The vast majority of them were already wrong. They only got more wrong.
You may just be used to knowing what code is "synchronous" and what isn't because it's been shoved into your face and you've adapted your thought process to it. In practice, "everything important is doing something 'asynchronously'" turns out to be the vast majority of what you need, and the vast majority of your mental energy you are dedicated to splitting the world in two is a waste. For the little bit that remains, by all means use something specialized, but it's just not something that everyone, everywhere, needs to be doing all the time, any more than everyone everywhere should be manually allocating registers, or any more than programs need to have line numbers because otherwise how can they work? (One of my favorites because I remember having that conception myself.)
Can you elaborate?
Why do you think you don't need to know of it? I want to know if the function I'm calling is going to make a network request. Just because I can have a programming language that hides that distinction from me doesn't mean I want that.
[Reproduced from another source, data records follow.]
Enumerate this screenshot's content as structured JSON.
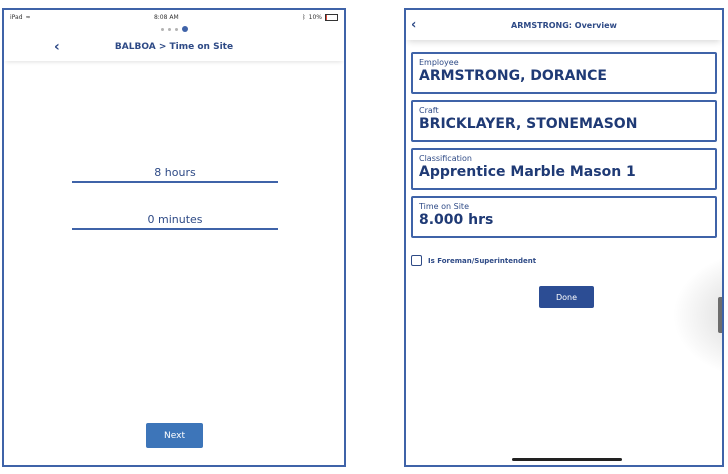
{
  "left_screen": {
    "status": {
      "device": "iPad",
      "time": "8:08 AM",
      "battery": "10%"
    },
    "page_dots": {
      "count": 4,
      "active_index": 3
    },
    "header": {
      "title": "BALBOA > Time on Site"
    },
    "hours": "8 hours",
    "minutes": "0 minutes",
    "next_label": "Next"
  },
  "right_screen": {
    "header": {
      "title": "ARMSTRONG: Overview"
    },
    "fields": [
      {
        "label": "Employee",
        "value": "ARMSTRONG, DORANCE"
      },
      {
        "label": "Craft",
        "value": "BRICKLAYER, STONEMASON"
      },
      {
        "label": "Classification",
        "value": "Apprentice Marble Mason 1"
      },
      {
        "label": "Time on Site",
        "value": "8.000 hrs"
      }
    ],
    "foreman_label": "Is Foreman/Superintendent",
    "foreman_checked": false,
    "done_label": "Done"
  },
  "colors": {
    "primary": "#3f63a8",
    "text": "#2e4a86",
    "next_button": "#3d75b9",
    "done_button": "#2c4d94"
  }
}
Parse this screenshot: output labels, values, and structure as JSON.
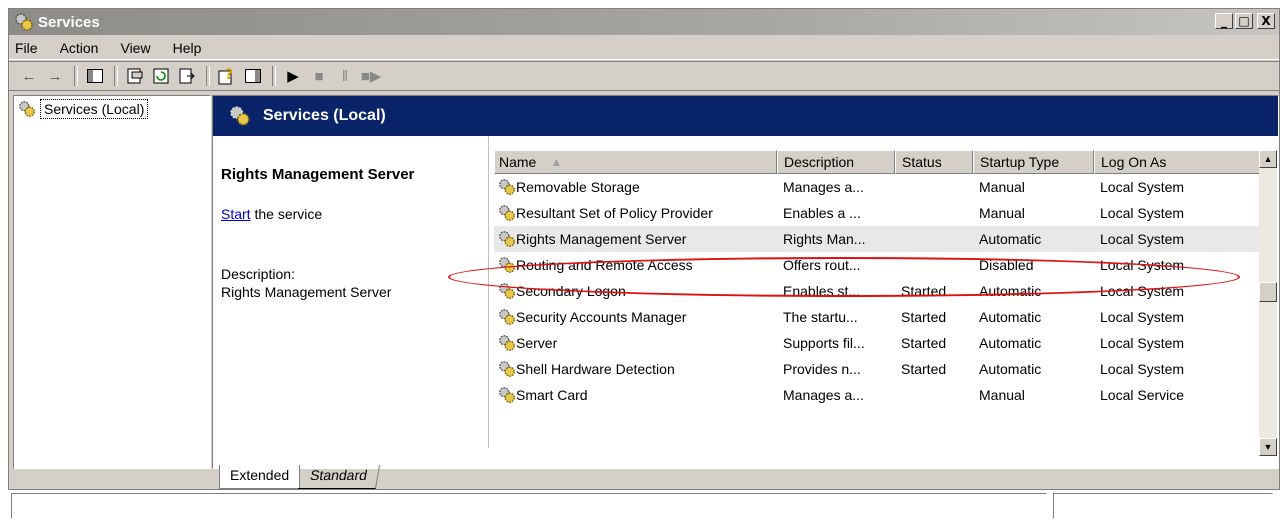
{
  "window": {
    "title": "Services",
    "controls": [
      "_",
      "□",
      "X"
    ]
  },
  "menu": [
    {
      "label": "File"
    },
    {
      "label": "Action"
    },
    {
      "label": "View"
    },
    {
      "label": "Help"
    }
  ],
  "toolbar": {
    "icons": [
      "back-icon",
      "forward-icon",
      "show-hide-tree-icon",
      "properties-icon",
      "refresh-icon",
      "export-list-icon",
      "help-icon",
      "show-hide-action-pane-icon",
      "start-service-icon",
      "stop-service-icon",
      "pause-service-icon",
      "restart-service-icon"
    ]
  },
  "tree": {
    "root_label": "Services (Local)"
  },
  "banner": {
    "title": "Services (Local)"
  },
  "details": {
    "service_name": "Rights Management Server",
    "start_link": "Start",
    "start_suffix": " the service",
    "description_label": "Description:",
    "description_value": "Rights Management Server"
  },
  "table": {
    "columns": [
      "Name",
      "Description",
      "Status",
      "Startup Type",
      "Log On As"
    ],
    "sort_indicator": "▲",
    "rows": [
      {
        "name": "Removable Storage",
        "description": "Manages a...",
        "status": "",
        "startup": "Manual",
        "logon": "Local System"
      },
      {
        "name": "Resultant Set of Policy Provider",
        "description": "Enables a ...",
        "status": "",
        "startup": "Manual",
        "logon": "Local System"
      },
      {
        "name": "Rights Management Server",
        "description": "Rights Man...",
        "status": "",
        "startup": "Automatic",
        "logon": "Local System",
        "selected": true
      },
      {
        "name": "Routing and Remote Access",
        "description": "Offers rout...",
        "status": "",
        "startup": "Disabled",
        "logon": "Local System"
      },
      {
        "name": "Secondary Logon",
        "description": "Enables st...",
        "status": "Started",
        "startup": "Automatic",
        "logon": "Local System"
      },
      {
        "name": "Security Accounts Manager",
        "description": "The startu...",
        "status": "Started",
        "startup": "Automatic",
        "logon": "Local System"
      },
      {
        "name": "Server",
        "description": "Supports fil...",
        "status": "Started",
        "startup": "Automatic",
        "logon": "Local System"
      },
      {
        "name": "Shell Hardware Detection",
        "description": "Provides n...",
        "status": "Started",
        "startup": "Automatic",
        "logon": "Local System"
      },
      {
        "name": "Smart Card",
        "description": "Manages a...",
        "status": "",
        "startup": "Manual",
        "logon": "Local Service"
      }
    ]
  },
  "tabs": [
    "Extended",
    "Standard"
  ],
  "colors": {
    "banner": "#0a246a",
    "highlight": "#e01010",
    "link": "#0000cc"
  }
}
Ideally I want to have the fundamental behavior of any function I call encoded in the function signature. So if it's async, I know it's going to reach out to some external system for some period of time.
That has nothing to do with function coloring.
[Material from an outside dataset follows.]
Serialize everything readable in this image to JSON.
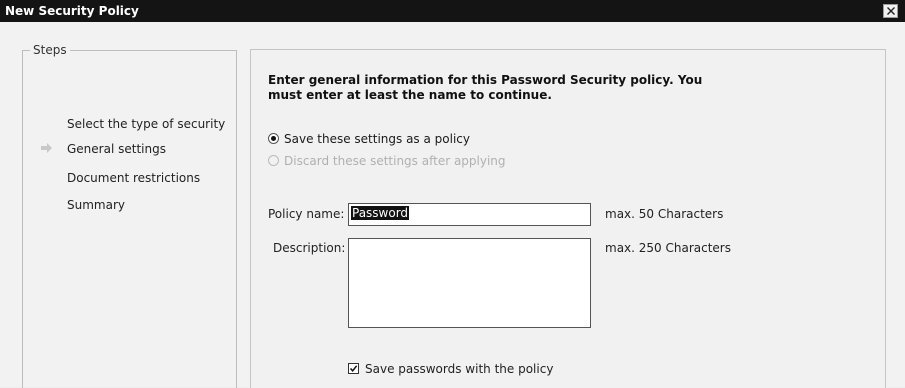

> Ideally I want to have the fundamental behavior of any function I call encoded in the function signature.
There is no distinction of async functions if you don't have function coloring that you can encode in type signatures.
I don't want to be able to call fallible function from an infallible one trivially, I want the compiler to force me to specify what exactly I'm going to do with an error if it happens. Likewise for async-from-sync: there are many ways I could call these: I can either create a single threaded executor and use it to complete the future to completion, or maybe I want to create a multithreaded executor, or maybe I expect the future complete in a single poll and never suspend and I don't even need a scheduler.